Austin-Sparks.net

Editor's Letters

by T. Austin-Sparks

January-February 1947

Beloved of God,

It is a great joy that, with this issue of the "Witness and Testimony," we are so much nearer our pre-war size. Not quite as large as originally, but considerably larger than for all these war years. We are trusting that this is but a part of enlargement in general, so far as this ministry is concerned, and that the law of the grain of wheat is in operation again. There are not lacking signs that this may be so. Not only have we known the outward straitening which has been the lot of so much of the work of God, but never before have we experienced so intense and bitter spiritual pressure and conflict. "Pressed out of measure" has certainly been our experience, but we believe to have the other side as our testimony - "In pressure hast thou enlarged me."

We want to say again at the commencement of this year that our burden of message is the fulness of Christ. Not the establishment or extension of a Movement; not the propagation of a particular Teaching; not the constituting of a new "Fellowship"; but Christ! We have no tradition to keep going, and nothing here on this earth that we want to preserve. We think that we have seen something - however little - of God's thoughts and intentions for His Son, and if we do not follow the generally recognised and established system and order of organised Christianity it is only because we have seen how much this limits real spiritual measure and so often puts things in either His place or His way. We feel that the New Testament shows that the Holy Spirit can do His work quite effectively and adequately in direct spiritual ways. In some measure we have proved this through the years. Hence for silent, steady, deep, and growing spiritual work it is possible to dispense with very much that has become the strength of the Christianity of our time.

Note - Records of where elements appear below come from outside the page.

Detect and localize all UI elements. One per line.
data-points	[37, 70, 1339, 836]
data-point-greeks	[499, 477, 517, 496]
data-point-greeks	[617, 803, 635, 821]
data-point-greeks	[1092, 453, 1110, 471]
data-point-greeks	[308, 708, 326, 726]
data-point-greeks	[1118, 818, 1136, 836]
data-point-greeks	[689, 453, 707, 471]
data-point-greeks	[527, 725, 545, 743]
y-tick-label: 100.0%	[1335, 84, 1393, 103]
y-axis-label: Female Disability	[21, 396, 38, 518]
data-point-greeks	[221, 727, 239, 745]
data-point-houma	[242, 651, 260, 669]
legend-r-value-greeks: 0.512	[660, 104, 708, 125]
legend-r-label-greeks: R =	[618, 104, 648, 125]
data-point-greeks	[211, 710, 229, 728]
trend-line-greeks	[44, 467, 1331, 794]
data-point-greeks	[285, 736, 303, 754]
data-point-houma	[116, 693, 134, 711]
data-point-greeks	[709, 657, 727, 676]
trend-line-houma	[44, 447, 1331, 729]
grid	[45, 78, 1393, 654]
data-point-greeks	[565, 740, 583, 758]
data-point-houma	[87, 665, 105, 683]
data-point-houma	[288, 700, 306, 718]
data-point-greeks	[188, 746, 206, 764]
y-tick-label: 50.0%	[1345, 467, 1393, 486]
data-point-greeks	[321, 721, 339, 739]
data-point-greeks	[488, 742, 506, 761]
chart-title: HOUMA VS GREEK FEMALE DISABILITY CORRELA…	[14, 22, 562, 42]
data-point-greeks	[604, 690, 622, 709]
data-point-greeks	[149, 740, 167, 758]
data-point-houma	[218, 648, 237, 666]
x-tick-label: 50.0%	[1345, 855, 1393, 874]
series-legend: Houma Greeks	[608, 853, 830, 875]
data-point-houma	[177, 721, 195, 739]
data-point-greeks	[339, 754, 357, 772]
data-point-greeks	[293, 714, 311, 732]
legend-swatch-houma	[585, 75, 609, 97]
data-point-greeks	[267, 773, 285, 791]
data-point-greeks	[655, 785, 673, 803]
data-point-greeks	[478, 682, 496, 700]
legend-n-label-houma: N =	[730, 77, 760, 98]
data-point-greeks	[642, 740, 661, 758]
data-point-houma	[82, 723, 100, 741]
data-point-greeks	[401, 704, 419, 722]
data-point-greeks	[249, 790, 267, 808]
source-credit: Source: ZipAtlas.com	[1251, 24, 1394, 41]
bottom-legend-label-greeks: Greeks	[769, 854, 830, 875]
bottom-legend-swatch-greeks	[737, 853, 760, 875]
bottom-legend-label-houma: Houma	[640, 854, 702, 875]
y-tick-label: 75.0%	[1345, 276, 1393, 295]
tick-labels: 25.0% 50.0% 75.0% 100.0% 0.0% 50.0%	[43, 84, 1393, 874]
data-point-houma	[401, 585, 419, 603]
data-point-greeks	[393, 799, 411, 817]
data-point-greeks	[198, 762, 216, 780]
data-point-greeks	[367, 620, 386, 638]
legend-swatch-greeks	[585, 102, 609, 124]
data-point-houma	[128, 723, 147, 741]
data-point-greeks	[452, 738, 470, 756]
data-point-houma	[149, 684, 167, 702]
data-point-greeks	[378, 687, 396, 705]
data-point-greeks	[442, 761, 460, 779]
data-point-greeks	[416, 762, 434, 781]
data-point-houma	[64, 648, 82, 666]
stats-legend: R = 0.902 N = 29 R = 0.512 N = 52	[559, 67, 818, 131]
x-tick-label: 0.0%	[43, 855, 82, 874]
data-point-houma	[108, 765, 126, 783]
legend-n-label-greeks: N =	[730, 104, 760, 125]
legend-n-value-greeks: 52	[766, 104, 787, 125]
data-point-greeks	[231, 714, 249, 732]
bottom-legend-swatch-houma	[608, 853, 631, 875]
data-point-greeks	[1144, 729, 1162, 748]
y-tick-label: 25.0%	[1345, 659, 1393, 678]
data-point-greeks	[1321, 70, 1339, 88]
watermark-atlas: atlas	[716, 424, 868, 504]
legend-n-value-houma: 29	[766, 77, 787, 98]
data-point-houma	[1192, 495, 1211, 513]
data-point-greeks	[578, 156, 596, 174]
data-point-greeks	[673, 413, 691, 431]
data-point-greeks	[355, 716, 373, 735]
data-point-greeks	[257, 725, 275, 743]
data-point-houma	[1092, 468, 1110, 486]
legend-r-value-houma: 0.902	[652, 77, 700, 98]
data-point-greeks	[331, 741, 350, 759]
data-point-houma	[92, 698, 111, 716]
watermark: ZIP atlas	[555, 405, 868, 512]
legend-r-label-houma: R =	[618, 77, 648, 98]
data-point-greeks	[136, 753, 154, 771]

Our motto for the year embodies our experience and our faith. "I will work and who shall hinder?" God is working "all things after the counsel of his will," and that "counsel of his will" is specific and concrete. It is "the eternal purpose which he purposed in Christ." That purpose is to fill all things with Christ, and to "sum up all things in Christ." To be in line with this is to be in the way of unfrustrated purpose. It then only resolves itself into a matter of whether we are more or less in immediate fellowship with God in His way, method, patience, and suffering. The nearer we are to His spiritual mind the greater the cost of all that is just natural or carnal or earthly. After all, it is the measure of what is essentially spiritual that matters and counts.

The Lord give us all the grace needed to "wholly follow the Lord," and to be true to the fullest spiritual value, whatever the cost. We would pray, then, that this year shall be one of very great spiritual increase - the increase of Christ - in every one of our readers, in His whole Body, and in the securing through the preaching of Him of many fresh vessels of His indwelling.